Note that E-objects and Expression objects are very different, and while you can mix them in some of the calls, you cannot use an E-object as if it were an Expression. For example, if you have an Expression, you can use .attr("foo") to generate an attribute access to the .foo attribute. With an E-object, however, .attr("foo") will generate a method call to .attr("foo")! For this reason, it can be helpful to keep the .e call visible in your code, or use a name convention like …_e to remind that an object is an E-object, not an Expression.

Limitations

No magic

In general, E-objects aren’t magic, and work only by implementation of methods that allow overriding how operators work. So, for example, the following will work due to overriding the | operator:

mod.assign("y", name.e | {"key": "value"})

But the following will fail:

mod.assign("y", {"key": "value"})

The above can be fixed by explicit use of auto() around the dict.

Static typing issues

E-objects allow you to write code that looks like normal Python code, and while your static type checker is checking it, it is doing so in a very different way to normal Python.

For example, take the following Python code:

import math
import decimal

print(math.sqrt("2"))
print(math.arctan(decimal.Decimal(1)))

A type checker will immediately tell you that "2" is an invalid input to the sqrt() function, and that arctan() doesn’t exist at all. But consider the equivalent using E-objects:

mod = codegen.Module()

_, math_lib = mod.create_import("math")
_, decimal_lib = mod.create_import("decimal")

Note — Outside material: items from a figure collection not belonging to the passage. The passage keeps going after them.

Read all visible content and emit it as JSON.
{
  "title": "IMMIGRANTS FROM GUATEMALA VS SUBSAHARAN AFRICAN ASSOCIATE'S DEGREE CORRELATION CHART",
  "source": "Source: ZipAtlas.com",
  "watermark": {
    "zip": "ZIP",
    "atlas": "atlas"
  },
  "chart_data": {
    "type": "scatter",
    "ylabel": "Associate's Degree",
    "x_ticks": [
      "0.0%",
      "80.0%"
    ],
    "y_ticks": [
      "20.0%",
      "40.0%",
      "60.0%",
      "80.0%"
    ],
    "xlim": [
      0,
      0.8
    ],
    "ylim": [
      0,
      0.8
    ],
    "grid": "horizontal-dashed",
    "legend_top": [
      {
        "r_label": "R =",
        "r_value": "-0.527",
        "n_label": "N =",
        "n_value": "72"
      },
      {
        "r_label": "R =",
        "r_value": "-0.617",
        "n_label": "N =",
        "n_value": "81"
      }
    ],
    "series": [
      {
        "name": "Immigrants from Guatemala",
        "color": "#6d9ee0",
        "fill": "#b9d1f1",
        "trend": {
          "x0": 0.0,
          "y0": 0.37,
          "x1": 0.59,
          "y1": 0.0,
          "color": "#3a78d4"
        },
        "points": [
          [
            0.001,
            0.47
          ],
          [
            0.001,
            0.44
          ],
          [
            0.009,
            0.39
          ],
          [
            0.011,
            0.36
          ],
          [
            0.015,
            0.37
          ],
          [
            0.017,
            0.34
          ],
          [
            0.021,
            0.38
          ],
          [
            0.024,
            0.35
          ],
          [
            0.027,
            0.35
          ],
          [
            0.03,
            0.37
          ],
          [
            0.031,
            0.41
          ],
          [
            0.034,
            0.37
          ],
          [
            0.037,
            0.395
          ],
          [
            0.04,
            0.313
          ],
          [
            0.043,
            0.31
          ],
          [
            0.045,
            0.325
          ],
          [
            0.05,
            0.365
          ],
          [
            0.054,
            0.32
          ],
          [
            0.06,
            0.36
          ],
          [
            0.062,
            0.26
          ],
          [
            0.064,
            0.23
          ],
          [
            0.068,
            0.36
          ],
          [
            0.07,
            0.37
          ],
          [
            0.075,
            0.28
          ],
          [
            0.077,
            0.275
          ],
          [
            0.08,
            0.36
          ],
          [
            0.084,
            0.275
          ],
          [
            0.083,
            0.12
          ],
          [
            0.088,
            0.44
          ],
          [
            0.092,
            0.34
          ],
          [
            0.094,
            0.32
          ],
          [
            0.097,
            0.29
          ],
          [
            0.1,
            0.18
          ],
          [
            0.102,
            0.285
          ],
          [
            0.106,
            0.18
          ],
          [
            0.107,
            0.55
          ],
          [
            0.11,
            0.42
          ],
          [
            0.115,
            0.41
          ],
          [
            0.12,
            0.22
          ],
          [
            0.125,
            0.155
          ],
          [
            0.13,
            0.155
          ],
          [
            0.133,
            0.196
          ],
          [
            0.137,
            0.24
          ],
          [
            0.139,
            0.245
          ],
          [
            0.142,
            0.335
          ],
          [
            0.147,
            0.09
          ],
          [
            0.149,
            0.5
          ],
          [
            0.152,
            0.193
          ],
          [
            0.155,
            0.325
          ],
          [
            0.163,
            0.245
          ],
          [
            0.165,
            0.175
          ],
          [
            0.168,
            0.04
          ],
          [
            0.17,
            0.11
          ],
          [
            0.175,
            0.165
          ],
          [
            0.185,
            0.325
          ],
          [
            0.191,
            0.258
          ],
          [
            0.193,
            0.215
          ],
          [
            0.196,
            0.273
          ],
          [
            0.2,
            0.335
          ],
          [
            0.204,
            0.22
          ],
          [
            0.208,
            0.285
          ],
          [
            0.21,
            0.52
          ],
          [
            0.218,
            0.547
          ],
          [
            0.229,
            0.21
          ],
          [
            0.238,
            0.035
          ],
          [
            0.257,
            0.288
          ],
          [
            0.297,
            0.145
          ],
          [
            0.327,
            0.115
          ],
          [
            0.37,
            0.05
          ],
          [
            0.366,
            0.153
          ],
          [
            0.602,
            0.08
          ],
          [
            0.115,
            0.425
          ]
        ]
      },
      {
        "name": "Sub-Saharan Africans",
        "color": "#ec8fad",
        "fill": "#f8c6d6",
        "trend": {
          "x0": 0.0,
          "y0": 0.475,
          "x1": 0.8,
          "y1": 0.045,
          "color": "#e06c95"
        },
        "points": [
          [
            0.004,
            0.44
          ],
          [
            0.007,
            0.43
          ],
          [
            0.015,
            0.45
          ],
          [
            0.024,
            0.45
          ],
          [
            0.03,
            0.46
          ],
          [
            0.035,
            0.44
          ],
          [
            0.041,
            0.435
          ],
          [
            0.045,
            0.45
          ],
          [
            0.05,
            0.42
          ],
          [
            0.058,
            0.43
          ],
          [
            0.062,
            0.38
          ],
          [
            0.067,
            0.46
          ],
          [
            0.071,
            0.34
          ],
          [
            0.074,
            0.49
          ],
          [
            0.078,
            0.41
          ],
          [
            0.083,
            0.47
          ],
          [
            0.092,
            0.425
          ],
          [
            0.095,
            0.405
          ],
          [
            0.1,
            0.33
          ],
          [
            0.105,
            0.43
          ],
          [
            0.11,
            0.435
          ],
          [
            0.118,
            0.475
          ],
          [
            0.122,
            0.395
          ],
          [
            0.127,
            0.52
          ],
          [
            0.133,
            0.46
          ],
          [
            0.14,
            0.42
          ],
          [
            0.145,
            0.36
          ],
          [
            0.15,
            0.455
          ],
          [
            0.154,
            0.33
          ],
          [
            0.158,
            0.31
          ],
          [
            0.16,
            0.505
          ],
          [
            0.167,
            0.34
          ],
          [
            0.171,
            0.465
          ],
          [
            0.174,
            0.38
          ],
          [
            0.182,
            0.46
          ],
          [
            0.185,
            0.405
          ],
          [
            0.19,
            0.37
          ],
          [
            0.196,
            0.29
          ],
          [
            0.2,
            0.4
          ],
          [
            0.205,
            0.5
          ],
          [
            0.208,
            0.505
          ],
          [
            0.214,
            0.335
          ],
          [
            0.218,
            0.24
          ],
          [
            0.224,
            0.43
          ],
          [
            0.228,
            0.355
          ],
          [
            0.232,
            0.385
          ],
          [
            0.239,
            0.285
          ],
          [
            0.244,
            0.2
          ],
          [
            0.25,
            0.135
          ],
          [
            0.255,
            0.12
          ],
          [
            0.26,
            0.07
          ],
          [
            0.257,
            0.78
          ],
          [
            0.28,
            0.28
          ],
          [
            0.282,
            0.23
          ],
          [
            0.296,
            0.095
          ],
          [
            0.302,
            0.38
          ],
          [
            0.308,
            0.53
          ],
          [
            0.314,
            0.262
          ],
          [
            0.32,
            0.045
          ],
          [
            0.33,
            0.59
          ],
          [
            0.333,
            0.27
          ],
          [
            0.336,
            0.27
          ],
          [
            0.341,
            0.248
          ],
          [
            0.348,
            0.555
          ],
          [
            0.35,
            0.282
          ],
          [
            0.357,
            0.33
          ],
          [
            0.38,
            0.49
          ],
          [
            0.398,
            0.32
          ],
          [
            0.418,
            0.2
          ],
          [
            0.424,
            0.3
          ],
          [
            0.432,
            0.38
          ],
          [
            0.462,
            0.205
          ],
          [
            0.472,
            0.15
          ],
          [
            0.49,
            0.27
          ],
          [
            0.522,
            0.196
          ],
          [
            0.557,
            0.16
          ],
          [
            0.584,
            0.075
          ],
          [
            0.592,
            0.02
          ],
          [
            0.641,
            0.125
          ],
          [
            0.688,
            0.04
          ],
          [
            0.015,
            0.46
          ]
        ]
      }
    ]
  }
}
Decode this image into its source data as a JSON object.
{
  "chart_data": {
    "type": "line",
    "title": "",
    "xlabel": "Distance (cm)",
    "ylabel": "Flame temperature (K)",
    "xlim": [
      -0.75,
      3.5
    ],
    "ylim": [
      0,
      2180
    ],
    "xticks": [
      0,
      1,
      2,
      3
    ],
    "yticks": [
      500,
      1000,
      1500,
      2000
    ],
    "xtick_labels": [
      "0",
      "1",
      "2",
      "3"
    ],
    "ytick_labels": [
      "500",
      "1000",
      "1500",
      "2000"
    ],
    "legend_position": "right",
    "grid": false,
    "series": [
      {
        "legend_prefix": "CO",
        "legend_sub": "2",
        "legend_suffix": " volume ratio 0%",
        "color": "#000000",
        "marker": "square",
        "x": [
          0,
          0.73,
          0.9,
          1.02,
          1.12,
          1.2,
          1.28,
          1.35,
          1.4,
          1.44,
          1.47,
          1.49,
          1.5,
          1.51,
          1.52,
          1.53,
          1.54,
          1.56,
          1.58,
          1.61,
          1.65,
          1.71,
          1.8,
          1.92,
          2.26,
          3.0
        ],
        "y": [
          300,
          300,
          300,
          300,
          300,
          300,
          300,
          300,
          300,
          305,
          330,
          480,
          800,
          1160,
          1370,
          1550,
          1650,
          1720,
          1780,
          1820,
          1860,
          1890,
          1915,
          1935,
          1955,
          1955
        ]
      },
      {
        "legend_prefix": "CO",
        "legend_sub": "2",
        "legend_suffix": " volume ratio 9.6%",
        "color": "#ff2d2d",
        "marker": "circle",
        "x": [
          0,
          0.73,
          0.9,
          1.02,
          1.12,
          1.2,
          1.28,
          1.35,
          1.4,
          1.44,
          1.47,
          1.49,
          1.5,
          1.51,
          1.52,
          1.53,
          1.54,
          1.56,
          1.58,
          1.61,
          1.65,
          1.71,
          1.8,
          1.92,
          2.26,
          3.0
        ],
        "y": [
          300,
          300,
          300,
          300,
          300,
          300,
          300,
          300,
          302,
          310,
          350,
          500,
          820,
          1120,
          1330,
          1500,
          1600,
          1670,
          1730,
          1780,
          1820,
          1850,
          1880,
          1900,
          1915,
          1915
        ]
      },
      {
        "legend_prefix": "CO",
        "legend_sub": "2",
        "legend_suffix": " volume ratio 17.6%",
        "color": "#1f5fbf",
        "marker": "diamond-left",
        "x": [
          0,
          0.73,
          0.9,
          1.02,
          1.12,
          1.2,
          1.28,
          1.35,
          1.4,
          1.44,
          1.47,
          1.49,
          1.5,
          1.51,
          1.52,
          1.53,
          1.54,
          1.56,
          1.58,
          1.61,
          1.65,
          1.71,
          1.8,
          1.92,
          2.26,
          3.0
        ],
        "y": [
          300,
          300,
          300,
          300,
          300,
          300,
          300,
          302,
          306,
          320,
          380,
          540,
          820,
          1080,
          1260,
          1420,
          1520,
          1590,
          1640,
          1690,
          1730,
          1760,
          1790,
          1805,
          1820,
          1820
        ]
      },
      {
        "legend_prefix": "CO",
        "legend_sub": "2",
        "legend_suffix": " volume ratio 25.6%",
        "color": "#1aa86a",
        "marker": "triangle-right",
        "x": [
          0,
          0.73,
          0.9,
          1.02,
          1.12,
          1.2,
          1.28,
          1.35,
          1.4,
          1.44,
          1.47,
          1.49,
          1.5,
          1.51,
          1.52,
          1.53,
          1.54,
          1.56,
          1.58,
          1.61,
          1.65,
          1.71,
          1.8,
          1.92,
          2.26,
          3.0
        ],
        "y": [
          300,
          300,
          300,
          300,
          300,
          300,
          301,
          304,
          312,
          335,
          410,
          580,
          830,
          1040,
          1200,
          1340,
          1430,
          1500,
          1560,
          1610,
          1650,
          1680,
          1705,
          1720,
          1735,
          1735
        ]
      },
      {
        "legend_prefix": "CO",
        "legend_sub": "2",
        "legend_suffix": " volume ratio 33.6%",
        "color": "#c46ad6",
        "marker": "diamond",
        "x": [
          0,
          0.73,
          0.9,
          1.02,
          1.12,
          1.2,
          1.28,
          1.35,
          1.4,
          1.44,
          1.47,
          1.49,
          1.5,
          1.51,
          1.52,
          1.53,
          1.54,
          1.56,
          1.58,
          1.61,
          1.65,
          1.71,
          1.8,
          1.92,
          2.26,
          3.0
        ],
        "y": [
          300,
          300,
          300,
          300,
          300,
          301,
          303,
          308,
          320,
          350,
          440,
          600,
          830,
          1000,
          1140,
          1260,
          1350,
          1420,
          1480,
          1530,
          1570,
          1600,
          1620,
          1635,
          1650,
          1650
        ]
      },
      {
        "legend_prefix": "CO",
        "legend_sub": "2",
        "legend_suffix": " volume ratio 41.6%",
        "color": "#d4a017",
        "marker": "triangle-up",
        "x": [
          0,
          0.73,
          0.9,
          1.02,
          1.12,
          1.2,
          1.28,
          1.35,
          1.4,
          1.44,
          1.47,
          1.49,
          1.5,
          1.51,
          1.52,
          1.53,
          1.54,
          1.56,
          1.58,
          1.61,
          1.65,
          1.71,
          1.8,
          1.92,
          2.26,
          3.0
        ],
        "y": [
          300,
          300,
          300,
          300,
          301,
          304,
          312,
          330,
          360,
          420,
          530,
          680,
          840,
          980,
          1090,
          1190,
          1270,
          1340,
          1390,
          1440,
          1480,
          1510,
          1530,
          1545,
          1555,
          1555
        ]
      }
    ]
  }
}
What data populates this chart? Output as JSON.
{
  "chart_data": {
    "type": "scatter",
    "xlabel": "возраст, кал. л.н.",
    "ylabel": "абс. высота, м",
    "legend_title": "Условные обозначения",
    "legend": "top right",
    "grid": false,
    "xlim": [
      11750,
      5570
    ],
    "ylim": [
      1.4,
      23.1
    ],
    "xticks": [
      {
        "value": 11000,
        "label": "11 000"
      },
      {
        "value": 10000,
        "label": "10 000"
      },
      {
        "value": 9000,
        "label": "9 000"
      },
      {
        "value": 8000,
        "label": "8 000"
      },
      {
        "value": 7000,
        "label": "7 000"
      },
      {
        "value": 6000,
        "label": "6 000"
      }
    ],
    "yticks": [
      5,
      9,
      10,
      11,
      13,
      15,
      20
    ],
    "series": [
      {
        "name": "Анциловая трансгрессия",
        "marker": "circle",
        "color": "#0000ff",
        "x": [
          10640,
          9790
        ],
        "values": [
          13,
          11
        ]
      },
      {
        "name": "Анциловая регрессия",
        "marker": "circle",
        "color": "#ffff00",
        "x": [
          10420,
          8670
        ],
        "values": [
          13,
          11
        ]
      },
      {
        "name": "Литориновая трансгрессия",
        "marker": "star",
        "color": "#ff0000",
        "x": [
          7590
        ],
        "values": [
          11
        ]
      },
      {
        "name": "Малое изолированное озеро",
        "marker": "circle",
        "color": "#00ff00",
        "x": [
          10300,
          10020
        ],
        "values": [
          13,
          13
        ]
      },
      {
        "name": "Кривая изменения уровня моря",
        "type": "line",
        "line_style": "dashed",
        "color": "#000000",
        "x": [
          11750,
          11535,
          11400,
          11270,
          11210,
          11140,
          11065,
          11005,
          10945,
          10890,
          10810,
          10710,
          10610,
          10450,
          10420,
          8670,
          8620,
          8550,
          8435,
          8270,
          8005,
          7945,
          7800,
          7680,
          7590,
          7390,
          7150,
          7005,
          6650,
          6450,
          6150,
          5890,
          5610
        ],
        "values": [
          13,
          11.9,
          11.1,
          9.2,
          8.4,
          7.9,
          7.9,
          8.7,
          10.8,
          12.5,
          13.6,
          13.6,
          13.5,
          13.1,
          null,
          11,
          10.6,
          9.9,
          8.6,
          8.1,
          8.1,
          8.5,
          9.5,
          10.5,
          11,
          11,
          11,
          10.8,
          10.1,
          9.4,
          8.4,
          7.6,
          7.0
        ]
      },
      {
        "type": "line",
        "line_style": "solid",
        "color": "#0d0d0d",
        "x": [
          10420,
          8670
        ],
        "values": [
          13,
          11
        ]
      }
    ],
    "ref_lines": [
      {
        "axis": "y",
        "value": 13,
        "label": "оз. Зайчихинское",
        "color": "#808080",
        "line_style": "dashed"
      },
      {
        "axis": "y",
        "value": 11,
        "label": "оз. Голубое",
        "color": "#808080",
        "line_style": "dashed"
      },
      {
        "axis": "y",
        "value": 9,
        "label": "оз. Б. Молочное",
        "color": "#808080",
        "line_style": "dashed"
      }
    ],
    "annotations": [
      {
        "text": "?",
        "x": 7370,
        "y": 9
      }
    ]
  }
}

mod.enames.print(math_lib.e.sqrt("2"))
mod.enames.print(math_lib.e.arctan(decimal_lib.e.Decimal(1)))

This looks similar, but gives no type check errors. All the objects involved are correctly inferred as having type E, and E objects allows any method to be called with any E objects as values.

This is exactly the same as the equivalent without E-objects:

mod.scope.name("print").call([math_lib.attr("sqrt").call([codegen.String("2")])])

However, the use of strings like "print" and "sqrt" may make you more aware of the code generation and the limited nature of type checking, while E-objects can make you think there is more checking than there really is.

You do still get type checking for incorrect usage of the E-object API itself. For example, if you do this:

import decimal

mod.enames.print(math_lib.e.sqrt(decimal.Decimal(1)))

…you will get an error (something like “Argument of type “Decimal” cannot be assigned to parameter “args” of type “ELike” in function “__call__””), informing you that Decimal objects can’t be auto-converted to Expression, unlike integers and floats.

Unsupported operators

Some operators cannot be overridden by implementing dunder methods:

  • is and is not - these always do object identity in Python

  • and and or are special short-circuiting operators in Python i.e. control structures. Similarly if/else.

  • in and not in membership operators can’t be supported.

  • star-unpacking, like foo(*x) or foo(**x), is not supported (and will produce an infinite loop if you attempt it…)

For these, you need to fall back to converting to Expression with Expression.from_e, and using method chaining.

Comparisons

Comparison operators ==, !=, < etc do not always come out on the “side” you expect, due to Python limitations. If you put an E-object on the right and a Python object on the left, it comes out backwards:

x.e == 1   #      produces `x == 1`
1 == x.e   # also produces `x == 1`

In addition, the second form will be deduced by type checkers to have type bool, when in fact it produces an E-object. So the first form should be preferred.